Le débat du 4 avril nous en a donné un avant-goût. Interrogée sur le référendum d’initiative populaire, Marine Le Pen a rappelé sa volonté de l’ouvrir à tous les sujets, et notamment soumettre au peuple une révision constitutionnelle intégrant la défense et la promotion du patrimoine historique et culturel de notre pays. "L’inscription dans la Constitution de cette phrase permettrait, par exemple, de pouvoir mettre des crèches dans les municipalités."

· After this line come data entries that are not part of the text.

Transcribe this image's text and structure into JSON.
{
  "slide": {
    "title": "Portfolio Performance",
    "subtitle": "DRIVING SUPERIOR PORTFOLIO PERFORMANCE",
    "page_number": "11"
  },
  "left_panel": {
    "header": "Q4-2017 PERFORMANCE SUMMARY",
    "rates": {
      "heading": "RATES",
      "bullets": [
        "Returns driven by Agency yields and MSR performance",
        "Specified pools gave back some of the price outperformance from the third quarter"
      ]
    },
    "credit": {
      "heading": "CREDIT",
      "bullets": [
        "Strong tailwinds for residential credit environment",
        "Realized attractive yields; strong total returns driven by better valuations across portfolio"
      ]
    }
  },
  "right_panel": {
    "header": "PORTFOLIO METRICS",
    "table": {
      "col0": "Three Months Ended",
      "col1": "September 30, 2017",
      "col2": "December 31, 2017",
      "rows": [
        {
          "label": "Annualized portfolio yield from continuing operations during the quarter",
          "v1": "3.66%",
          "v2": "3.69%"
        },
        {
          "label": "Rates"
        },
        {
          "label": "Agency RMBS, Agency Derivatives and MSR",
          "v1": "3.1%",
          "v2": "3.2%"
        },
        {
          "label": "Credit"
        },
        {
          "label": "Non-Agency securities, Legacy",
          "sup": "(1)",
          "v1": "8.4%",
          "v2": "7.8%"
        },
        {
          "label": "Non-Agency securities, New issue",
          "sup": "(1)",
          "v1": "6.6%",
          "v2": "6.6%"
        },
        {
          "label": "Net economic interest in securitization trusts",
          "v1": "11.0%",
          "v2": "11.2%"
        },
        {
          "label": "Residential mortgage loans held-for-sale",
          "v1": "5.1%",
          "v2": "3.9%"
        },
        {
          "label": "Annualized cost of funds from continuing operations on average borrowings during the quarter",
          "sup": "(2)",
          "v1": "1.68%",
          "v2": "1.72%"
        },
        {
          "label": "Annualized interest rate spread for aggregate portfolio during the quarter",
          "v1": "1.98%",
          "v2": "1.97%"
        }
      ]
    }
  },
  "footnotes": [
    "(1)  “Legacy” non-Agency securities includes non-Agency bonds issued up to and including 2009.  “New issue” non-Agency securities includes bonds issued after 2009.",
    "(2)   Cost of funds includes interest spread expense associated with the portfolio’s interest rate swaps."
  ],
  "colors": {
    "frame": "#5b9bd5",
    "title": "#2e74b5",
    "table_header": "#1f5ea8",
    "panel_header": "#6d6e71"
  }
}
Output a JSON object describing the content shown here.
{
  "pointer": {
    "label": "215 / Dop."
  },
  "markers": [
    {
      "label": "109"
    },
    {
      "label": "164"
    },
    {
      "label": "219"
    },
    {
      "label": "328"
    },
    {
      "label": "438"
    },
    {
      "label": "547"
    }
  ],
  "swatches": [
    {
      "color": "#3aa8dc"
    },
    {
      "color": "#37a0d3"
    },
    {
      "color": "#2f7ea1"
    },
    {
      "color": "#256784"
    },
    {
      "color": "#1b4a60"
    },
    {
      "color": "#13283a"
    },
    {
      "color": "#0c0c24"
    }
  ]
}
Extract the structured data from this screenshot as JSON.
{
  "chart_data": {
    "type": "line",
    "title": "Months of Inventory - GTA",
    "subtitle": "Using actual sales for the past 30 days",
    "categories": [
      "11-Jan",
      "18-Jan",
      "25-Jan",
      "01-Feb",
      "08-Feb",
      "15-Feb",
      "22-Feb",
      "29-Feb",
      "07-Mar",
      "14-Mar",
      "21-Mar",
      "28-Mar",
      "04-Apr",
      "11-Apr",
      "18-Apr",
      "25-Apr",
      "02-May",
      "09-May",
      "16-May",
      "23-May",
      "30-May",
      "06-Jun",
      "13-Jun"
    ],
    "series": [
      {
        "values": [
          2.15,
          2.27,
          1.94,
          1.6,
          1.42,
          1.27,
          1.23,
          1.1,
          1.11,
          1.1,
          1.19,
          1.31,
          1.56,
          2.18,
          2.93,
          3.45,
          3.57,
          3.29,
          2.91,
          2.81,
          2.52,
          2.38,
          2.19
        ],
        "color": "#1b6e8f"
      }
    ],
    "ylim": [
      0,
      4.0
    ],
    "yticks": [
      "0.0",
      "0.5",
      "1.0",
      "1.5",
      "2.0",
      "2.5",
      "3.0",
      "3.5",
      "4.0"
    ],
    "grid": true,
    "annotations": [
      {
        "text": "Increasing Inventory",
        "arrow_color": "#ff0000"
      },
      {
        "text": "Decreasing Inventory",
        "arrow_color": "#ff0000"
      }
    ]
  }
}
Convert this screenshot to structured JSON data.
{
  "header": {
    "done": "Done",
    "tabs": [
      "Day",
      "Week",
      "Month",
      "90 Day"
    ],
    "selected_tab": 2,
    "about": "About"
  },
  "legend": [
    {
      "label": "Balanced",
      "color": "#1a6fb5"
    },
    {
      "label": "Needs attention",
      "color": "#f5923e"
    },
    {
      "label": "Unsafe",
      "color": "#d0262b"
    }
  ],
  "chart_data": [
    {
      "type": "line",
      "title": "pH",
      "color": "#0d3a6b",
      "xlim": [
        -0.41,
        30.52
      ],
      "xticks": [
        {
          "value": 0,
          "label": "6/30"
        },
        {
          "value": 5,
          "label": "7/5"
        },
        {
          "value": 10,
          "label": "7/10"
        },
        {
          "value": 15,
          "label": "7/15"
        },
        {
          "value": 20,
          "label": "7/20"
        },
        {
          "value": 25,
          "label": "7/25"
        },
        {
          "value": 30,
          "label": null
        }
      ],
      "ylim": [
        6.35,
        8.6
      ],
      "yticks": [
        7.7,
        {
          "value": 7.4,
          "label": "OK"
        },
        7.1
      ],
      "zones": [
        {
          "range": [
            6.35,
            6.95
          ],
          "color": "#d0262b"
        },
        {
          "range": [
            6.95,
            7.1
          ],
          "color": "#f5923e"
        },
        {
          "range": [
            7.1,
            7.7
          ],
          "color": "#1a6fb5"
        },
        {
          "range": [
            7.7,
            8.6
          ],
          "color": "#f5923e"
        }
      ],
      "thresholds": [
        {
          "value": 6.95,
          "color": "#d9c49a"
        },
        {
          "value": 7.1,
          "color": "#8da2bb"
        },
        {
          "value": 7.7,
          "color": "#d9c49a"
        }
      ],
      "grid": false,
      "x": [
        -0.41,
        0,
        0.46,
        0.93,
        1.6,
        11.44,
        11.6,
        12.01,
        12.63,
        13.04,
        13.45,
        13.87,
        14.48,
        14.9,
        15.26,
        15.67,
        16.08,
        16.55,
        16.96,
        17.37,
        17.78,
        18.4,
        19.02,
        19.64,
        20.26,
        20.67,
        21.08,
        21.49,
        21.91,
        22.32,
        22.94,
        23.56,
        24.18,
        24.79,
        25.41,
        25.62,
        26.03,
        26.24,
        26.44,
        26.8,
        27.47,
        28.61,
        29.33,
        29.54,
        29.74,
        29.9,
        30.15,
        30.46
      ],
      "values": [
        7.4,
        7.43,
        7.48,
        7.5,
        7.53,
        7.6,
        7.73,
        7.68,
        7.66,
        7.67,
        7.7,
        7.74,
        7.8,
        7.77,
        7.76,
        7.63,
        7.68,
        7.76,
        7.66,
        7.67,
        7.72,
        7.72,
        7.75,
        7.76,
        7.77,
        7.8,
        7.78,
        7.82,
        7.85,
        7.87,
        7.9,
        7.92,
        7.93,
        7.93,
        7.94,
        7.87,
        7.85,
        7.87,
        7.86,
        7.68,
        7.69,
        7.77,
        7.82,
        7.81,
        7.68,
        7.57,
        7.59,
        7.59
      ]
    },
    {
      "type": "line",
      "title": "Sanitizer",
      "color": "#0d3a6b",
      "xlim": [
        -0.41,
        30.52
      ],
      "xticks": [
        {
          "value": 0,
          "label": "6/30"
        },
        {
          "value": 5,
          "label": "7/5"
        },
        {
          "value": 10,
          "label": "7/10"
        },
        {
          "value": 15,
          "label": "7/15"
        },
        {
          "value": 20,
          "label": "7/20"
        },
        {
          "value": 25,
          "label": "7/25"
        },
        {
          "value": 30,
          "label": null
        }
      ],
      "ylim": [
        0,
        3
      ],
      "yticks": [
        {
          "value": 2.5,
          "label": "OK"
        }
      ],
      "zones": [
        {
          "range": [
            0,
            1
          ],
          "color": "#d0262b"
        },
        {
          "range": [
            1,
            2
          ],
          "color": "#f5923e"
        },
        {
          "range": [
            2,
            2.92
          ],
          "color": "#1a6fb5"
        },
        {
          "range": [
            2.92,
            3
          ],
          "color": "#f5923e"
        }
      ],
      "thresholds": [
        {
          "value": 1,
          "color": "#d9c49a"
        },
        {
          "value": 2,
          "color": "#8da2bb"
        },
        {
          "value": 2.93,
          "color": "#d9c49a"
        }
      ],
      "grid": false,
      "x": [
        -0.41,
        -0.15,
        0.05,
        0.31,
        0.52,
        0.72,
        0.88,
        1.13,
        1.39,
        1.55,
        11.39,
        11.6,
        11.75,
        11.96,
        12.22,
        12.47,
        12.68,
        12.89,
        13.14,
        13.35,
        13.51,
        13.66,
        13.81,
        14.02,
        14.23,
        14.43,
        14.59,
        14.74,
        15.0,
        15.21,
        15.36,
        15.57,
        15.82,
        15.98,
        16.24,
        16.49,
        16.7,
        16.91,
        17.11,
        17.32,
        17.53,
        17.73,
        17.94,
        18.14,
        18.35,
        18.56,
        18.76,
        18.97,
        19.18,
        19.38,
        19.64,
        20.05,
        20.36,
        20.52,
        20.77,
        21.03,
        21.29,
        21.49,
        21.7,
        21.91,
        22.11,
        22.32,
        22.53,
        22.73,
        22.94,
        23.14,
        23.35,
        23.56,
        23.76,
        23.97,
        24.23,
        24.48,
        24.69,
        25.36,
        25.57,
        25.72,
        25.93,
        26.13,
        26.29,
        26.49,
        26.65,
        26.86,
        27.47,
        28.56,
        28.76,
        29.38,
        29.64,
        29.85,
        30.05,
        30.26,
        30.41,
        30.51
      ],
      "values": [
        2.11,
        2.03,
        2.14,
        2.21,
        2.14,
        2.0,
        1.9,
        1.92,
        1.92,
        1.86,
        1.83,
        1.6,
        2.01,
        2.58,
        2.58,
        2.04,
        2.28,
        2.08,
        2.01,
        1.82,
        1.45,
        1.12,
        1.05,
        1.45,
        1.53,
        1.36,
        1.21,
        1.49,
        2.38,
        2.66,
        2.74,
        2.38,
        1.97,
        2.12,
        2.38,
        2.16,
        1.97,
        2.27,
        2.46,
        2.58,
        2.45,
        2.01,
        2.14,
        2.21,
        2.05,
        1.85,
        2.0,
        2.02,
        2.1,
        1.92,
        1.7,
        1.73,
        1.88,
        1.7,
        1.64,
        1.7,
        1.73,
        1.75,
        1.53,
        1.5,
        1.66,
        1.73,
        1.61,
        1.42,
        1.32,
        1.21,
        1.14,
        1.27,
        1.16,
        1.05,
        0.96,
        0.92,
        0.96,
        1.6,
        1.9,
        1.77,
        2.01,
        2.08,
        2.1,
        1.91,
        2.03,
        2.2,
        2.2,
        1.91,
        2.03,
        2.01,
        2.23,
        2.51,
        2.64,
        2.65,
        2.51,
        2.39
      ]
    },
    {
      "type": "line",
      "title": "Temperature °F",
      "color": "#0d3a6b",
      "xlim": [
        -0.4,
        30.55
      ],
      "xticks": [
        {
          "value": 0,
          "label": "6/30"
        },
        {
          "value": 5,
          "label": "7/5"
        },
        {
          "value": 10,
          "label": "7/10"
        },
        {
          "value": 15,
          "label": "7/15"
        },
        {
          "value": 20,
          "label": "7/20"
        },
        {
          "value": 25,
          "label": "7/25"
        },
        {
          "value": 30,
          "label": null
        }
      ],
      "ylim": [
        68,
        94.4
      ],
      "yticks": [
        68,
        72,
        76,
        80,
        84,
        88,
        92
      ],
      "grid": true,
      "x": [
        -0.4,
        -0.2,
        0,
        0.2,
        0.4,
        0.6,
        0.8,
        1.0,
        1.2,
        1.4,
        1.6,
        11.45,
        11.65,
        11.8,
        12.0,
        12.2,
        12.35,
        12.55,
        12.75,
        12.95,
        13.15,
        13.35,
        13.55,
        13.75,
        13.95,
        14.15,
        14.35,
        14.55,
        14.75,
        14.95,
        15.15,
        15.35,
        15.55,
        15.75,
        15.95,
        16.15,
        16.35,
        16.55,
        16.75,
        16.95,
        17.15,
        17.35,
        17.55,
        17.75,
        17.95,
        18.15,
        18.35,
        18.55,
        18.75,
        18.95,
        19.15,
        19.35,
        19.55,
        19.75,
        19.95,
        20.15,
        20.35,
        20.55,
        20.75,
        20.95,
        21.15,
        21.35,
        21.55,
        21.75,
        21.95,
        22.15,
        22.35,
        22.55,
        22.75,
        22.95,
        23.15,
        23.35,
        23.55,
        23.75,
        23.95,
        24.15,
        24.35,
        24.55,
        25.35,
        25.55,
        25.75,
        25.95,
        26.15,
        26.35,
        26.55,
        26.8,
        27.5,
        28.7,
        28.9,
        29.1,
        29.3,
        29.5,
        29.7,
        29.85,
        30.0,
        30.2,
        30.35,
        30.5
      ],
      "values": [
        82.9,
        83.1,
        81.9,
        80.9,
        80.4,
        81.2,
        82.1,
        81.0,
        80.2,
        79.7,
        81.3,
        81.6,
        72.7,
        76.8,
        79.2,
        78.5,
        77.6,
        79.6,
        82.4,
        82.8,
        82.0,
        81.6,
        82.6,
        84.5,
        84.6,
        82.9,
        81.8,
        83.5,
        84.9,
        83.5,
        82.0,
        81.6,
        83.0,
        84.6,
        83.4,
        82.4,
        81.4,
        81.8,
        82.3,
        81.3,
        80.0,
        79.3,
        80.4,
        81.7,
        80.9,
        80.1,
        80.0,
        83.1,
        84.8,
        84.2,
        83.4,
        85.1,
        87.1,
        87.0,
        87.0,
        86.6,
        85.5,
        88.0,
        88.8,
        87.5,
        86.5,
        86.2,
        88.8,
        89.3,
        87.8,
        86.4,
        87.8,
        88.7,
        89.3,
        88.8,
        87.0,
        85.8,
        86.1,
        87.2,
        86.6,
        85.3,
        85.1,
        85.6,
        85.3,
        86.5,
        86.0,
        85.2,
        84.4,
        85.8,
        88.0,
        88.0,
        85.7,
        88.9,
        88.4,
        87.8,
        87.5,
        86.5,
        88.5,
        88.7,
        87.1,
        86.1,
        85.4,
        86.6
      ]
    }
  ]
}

Fureur de Mélenchon : "Alors, vous voulez mettre des symboles religieux dans les mairies ?" Et de continuer : "60 % des Français n’ont pas de religion. Vous n’êtes pas obligée de nous imposer à tous vos foucades, vos trouvailles, une manière de vivre qui n’est pas la nôtre." Dans un certaine brouhaha, Marine Le Pen essaye alors de rappeler qu’à l’instar des sapins de Noël dans les écoles, il ne s’agit pas exclusivement de symboles religieux mais avant tout de nos racines.

Le sujet est anecdotique mais révélateur. Une partie du monde politique dépense une énergie folle à combattre de tels symboles au nom d’une obsession laïque, comme si la présence d’une crèche dans un lieu public les effrayait, les empêchait de vivre normalement. Ils sont rarement aussi virulents à l’égard de l’épidémie de foulards islamiques dans les rues. Ces gens – et Mélenchon affecte d’en faire partie - sont de véritables obsédés du sujet dont, à vrai dire, les Français se moquent pas mal. Pourquoi ?

Parce que, pour ses zélateurs, la république est en soi une religion. Une religion laïque s’entend, avec ses dogmes, ses croyances et ses rites. Au nom de la liberté de ne pas croire, ils nous imposent leur propre croyance en un système à la fois athée et autodivinisé, représenté par Marianne – sorte d’idole païenne. La religion officielle nous impose de ne pas croire en ce que nous voulons au nom de son propre dieu relativiste. Il y a là un paradoxe insoluble.

Et parce que, pour ces gens-là, imprégnés d’antichristianisme, il est insupportable de rappeler l’existence de racines chrétiennes, très profondes, et encore plus d’en tirer la sève qui irrigue toujours notre mode de vie. Que 60 % des Français soient sans religion n’y change rien : ils sont toujours attachés aux traditions ancestrales, et l’assassinat du père Hamel l’a montré. Dans une banlieue communiste, on a vu le maire pleurer - parce qu’on ne touche pas au curé, quoi qu’on pense de sa vocation.

Enfin, parce que déraciner l’individu, le couper de son histoire et de ses traditions est encore le moyen le plus efficace pour l’asservir à un système consumériste qui ne tend qu’à la satisfaction immédiate de ses envies, pour le plus grand profit de financiers, d’industriels et de pollueurs qu’un Jean-Luc Mélenchon affecte de combattre. Alors, Jean-Luc, sincère ou complice ? Illogique, en tout cas, comme tout homme de gauche qui fait primer l’idéologie sur le réel.